Mr Sivaraman also claimed that political debates in Australia resulted in “the bile of racism just pouring out”.

“During Covid: anti-Asian racism; during the referendum: anti-First Nations racism; more recently: anti-Semitism, Islamophobia, anti-Palestinian [and] anti-Arab racism. Racism just keeps happening,” he said.

His comments come amid controversy on social media over his own comments made during speeches and in an interview last year where he declared that antiwhite racism was not a major problem in Australia, and that the real issue was too many White people in positions of power.

“I do not think that anti-White racism, or reverse-racism, is the significant issue of racism that is actually happening,” he said at the time.

“And it completely moves us away from the actual problems of structural and other forms of racism in this country.”

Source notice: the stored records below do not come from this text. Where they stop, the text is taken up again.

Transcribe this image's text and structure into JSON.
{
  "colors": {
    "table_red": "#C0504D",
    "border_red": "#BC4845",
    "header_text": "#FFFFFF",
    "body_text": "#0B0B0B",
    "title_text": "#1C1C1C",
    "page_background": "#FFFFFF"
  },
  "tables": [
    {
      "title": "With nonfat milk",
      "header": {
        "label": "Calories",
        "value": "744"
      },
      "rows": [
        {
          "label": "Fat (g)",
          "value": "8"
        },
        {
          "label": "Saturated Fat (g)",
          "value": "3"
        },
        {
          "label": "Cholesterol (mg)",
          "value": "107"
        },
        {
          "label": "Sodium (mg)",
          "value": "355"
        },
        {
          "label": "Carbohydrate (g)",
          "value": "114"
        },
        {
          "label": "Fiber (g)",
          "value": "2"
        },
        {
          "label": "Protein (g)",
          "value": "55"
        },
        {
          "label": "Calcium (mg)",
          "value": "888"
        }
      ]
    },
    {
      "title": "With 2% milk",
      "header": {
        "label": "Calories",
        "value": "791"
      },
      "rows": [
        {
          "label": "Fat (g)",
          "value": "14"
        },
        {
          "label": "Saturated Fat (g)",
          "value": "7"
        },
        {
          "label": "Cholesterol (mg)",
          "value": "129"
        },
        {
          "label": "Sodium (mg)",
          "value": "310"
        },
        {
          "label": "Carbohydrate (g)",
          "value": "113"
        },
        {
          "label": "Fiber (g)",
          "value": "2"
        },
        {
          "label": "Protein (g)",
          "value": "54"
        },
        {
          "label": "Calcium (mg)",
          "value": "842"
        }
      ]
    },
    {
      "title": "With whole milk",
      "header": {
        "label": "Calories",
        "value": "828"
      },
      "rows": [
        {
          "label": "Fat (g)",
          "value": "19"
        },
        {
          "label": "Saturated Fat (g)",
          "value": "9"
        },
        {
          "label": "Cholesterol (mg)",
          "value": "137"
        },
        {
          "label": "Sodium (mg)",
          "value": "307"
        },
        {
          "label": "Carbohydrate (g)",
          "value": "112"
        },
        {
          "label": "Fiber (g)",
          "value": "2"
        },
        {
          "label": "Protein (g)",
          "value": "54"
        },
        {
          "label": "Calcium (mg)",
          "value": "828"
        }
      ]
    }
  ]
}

Mr Sivaraman, who was allowed to migrate to Australia as a child, went on to claim that all of the positions of power in Australia are held by White people, and stated that his “big long-term project” was to investigate “structural racism”.

He claimed there were “systems in place” that enable the progress of White Australians at the expense of non-Whites, which he hopes to identify and try to dismantle.

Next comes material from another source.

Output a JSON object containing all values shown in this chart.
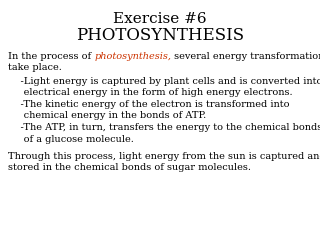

Mr Sivaraman has been an outspoken advocate for left-wing causes on social media, and before his March 2024 appointment shared posts on X in support of diversity in kids’ books, pay parity in women’s sport, and diversity targets at the ABC.

He describes himself as “anti-racist, advocating for migrants, refugees, unions” in his X bio, appears to support a treaty in Queensland, and declared he was voting Yes to the Voice, which was rejected by most Australians.

He also begins his speeches with the far-left ahistorical anti-Australian slogan “always was, always will be” and rails against “White privilege”.

In 2021 he wrote a column for Brisbane’s Courier Mail newspaper calling for new laws against online trolling, and arguing that the Racial Discrimination Act should be updated to apply to online private messages and not just public acts.

Two years later, in an opinion piece for the same publication demanding forced inclusion in the media, he complained that Australians of “Anglo-Celtic background are overrepresented in senior television roles” and asked: “If merit really was the defining criteria why is diversity so low in the media?”